First Call’s Adrienne Montani agreed, as her organization has advocated cutting child poverty in half since 2009.
Both women provided a wish list of what measures they thought should be financed in February’s budget and included in March’s plan in order to achieve the government’s targets.
Those include more-accessible child care, better wages, reduction of fees, improved access to jobs and more affordable housing through such things as rent controls.
Garner believes there are several things missing from the new legislation, such as any mention of the “depths” of poverty, which refers to how far someone is below the poverty line. She would have liked to see a commitment to increase the incomes of all poor people to within 75 per cent of the poverty line in the next two years, which she said could mainly be achieved by boosting welfare and disability rates.
Montani also hopes the province will consider enhancing the three-year-old early childhood tax benefit, so the payments are larger and continue longer — as is the case in other provinces. She noted the federal child benefit, which provides money monthly to needy families, has successfully reduced poverty nationally.
Asked when the other 50 per cent of B.C. children could be lifted out of poverty, if the first half is helped by 2024, Montani said she is cautiously optimistic that most of the solutions being discussed will help all kids in poor households.
“I am somewhat hopeful that maybe we can exceed that target,” she said.
Simpson said improvement to the early childhood benefit tax is one of things being investigated, although he made no specific commitment.
Funding this poverty reduction plan will require “significant” spending in the next five provincial budgets, but Simpson would not estimate the overall cost. He said it will include portions of NDP programs, totalling well over $1 billion, that have already been announced, such as the affordable child care plan; new housing and rent subsidy programs; increasing the minimum wage; raising social assistance and disability benefits; and ending tuition for adult basic education and English-language learning.
New measures will also be required, among them how to reduce costs of housing, food and transportation for needy people. Another necessity is jobs, said Simpson, who has met with business groups about trying to get people with mild disabilities into the workforce.

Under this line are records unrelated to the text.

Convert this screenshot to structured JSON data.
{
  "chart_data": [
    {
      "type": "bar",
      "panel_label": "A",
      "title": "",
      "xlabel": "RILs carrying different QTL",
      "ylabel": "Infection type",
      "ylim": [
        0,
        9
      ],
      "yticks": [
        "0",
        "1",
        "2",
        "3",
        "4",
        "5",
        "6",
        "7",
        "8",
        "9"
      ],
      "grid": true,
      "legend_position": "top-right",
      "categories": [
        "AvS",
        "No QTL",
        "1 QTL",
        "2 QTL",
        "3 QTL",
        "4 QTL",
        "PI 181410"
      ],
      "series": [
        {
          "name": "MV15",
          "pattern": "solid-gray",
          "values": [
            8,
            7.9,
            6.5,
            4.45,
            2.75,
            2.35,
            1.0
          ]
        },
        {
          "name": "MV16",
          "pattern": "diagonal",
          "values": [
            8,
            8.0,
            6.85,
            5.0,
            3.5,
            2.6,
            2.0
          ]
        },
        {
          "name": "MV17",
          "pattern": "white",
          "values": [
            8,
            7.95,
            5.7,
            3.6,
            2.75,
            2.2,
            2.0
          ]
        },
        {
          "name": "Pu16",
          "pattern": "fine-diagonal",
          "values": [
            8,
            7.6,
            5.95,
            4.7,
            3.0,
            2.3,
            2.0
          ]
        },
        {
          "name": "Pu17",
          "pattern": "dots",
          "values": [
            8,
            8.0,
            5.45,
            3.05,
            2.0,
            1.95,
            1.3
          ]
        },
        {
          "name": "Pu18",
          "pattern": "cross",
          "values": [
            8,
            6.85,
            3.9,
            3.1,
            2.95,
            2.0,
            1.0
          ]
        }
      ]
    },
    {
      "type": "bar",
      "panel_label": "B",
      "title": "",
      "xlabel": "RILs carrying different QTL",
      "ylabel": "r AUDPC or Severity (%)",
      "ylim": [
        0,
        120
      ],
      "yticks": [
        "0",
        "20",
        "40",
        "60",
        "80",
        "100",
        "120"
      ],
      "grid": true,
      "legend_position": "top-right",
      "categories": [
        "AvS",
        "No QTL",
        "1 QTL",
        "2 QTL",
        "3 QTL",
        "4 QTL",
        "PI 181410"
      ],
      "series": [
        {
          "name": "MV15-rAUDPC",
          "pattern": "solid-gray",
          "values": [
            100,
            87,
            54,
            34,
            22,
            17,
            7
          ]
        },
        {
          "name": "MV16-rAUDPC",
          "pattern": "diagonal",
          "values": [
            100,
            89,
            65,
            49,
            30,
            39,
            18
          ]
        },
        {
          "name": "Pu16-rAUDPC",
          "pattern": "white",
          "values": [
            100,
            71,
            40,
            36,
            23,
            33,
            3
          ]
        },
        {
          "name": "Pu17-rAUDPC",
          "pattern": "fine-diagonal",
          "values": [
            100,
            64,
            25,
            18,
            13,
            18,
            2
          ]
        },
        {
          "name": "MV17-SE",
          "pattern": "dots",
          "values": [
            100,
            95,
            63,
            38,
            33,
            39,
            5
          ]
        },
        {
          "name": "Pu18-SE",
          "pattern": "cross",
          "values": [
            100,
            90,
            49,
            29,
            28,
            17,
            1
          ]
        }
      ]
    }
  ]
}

Of the 557,000 people living in poverty, about 200,000 receive welfare, disability or other services from Simpson’s ministry. The rest include seniors, the working poor, and young people aging out of foster care. That means other ministries must be involved in the poverty reduction plan, he said.
The new legislation requires government to report annually on its progress, and it will be monitored by an advisory panel.
“We’re confident that while those targets are bold, we have the capacity to meet those targets as well as to build the opportunity to break the cycle of poverty moving forward,” Simpson said.